Mamoon Yunus, Forum Systems CEO, was recently featured in Why Open Source Software Isn’t as Secure as You Think by Paul Rubens. The article dives into the potential issues with using open source code to manage secure information traffic, and talks specifically about OpenSSL and the major security flaw, Heartbleed.
Rubens brings up a critical point about the potential downside of open source code.
Just because open source code is available for inspection doesn’t mean it’s actually being inspected and is secure. It’s an important point, as the security of open source software relies on large numbers of sufficiently knowledgeable programmers scrutinizing the code to root out and fix bugs promptly.
Yunus points out the importance of reviewing and scrutinizing code that’s going into products.
You would think that it would be my responsibility as a vendor, if I commercialize OpenSSL, to put my eyeballs on it.

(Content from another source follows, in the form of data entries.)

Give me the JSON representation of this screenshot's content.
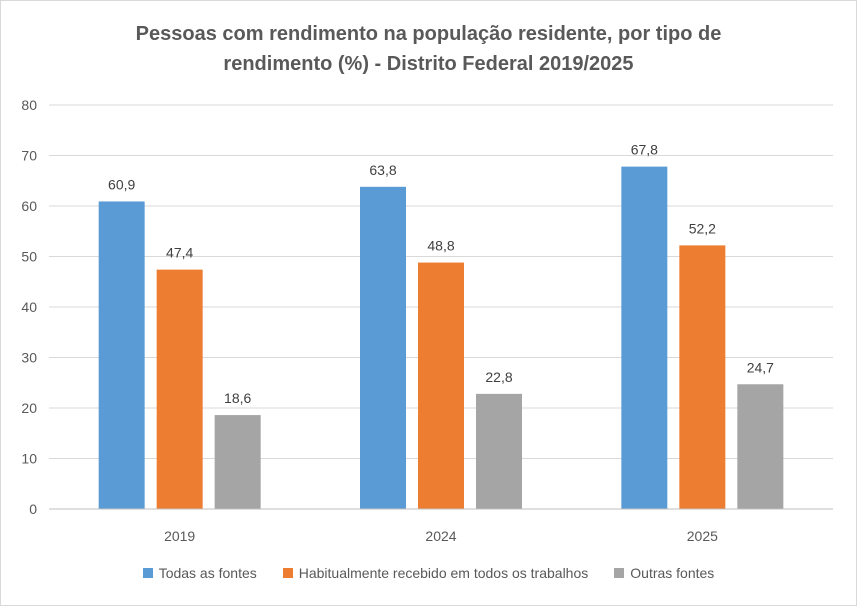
{
  "chart_data": {
    "type": "bar",
    "title": "Pessoas com rendimento na população  residente, por tipo de\nrendimento (%) - Distrito Federal 2019/2025",
    "categories": [
      "2019",
      "2024",
      "2025"
    ],
    "series": [
      {
        "name": "Todas as fontes",
        "values": [
          60.9,
          63.8,
          67.8
        ],
        "labels": [
          "60,9",
          "63,8",
          "67,8"
        ],
        "color": "#5b9bd5"
      },
      {
        "name": "Habitualmente recebido em todos os trabalhos",
        "values": [
          47.4,
          48.8,
          52.2
        ],
        "labels": [
          "47,4",
          "48,8",
          "52,2"
        ],
        "color": "#ed7d31"
      },
      {
        "name": "Outras fontes",
        "values": [
          18.6,
          22.8,
          24.7
        ],
        "labels": [
          "18,6",
          "22,8",
          "24,7"
        ],
        "color": "#a5a5a5"
      }
    ],
    "ylim": [
      0,
      80
    ],
    "yticks": [
      0,
      10,
      20,
      30,
      40,
      50,
      60,
      70,
      80
    ],
    "grid": true,
    "legend": "bottom"
  }
}
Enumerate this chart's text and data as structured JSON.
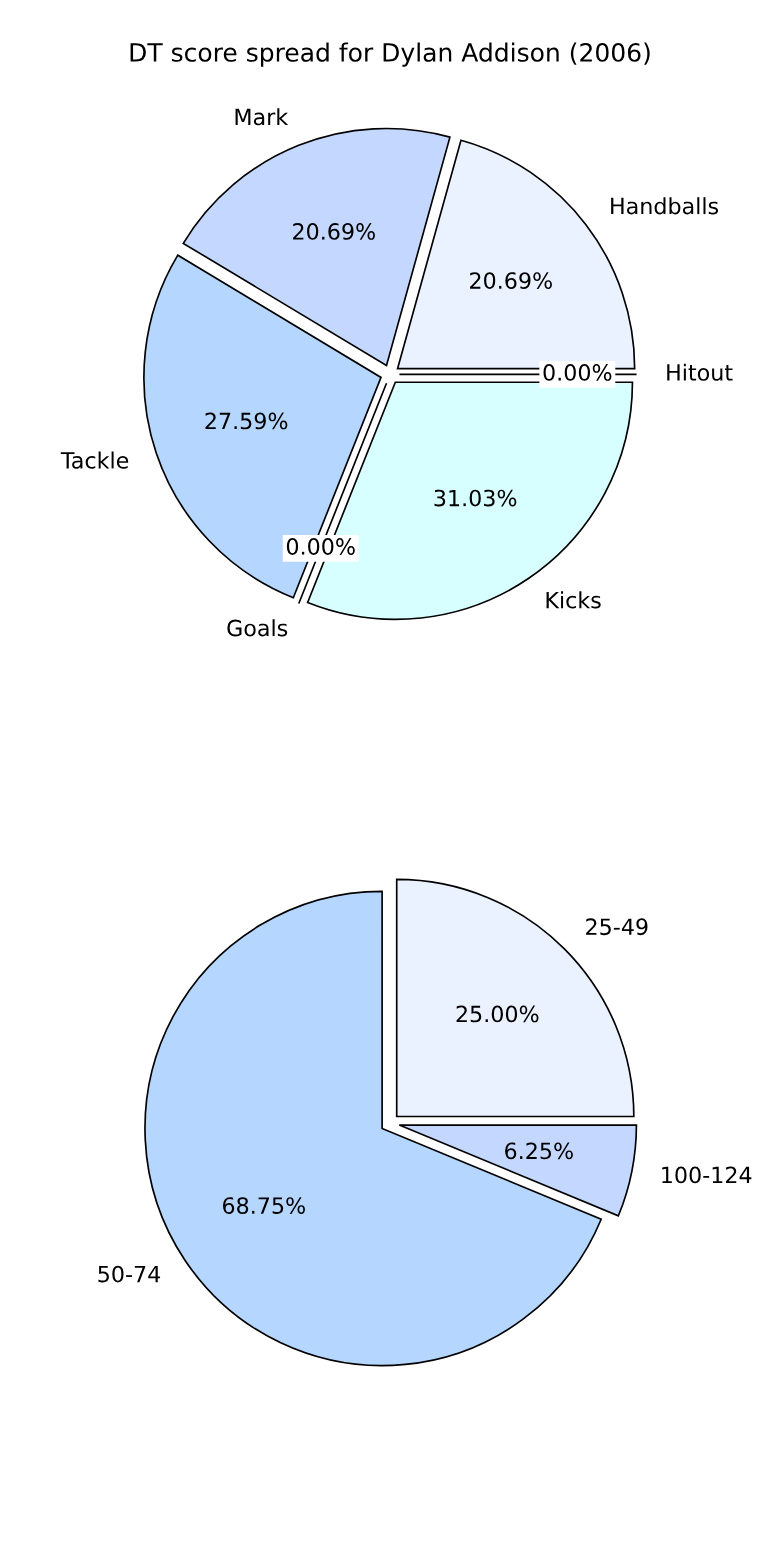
{
  "chart_data": [
    {
      "type": "pie",
      "title": "DT score spread for Dylan Addison (2006)",
      "categories": [
        "Handballs",
        "Mark",
        "Tackle",
        "Goals",
        "Kicks",
        "Hitout"
      ],
      "values": [
        20.69,
        20.69,
        27.59,
        0.0,
        31.03,
        0.0
      ],
      "value_labels": [
        "20.69%",
        "20.69%",
        "27.59%",
        "0.00%",
        "31.03%",
        "0.00%"
      ],
      "colors": [
        "#eaf1ff",
        "#c4d8ff",
        "#b4d6ff",
        "#eaf1ff",
        "#d8ffff",
        "#c4d8ff"
      ]
    },
    {
      "type": "pie",
      "categories": [
        "25-49",
        "50-74",
        "100-124"
      ],
      "values": [
        25.0,
        68.75,
        6.25
      ],
      "value_labels": [
        "25.00%",
        "68.75%",
        "6.25%"
      ],
      "colors": [
        "#eaf1ff",
        "#b4d6ff",
        "#c4d8ff"
      ]
    }
  ]
}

You have to take a level of ownership of the code if you build a company based on an open source component.
Everyone assumed other eyeballs were looking at it. They took the attitude that it was a million other people’s responsibility to look at it, so it wasn’t their responsibility. That’s where the negligence comes in from an open source angle.
Yunus suggests that commercial vendors should run effective peer review programs for any open source code that they use, run static and dynamic analysis tools over it and “fuzz” the code to ensure it’s as bug-free as possible. “What have these companies been doing for the last 10 or 15 years? If I were them, I would be taking a long, hard look at QA processes.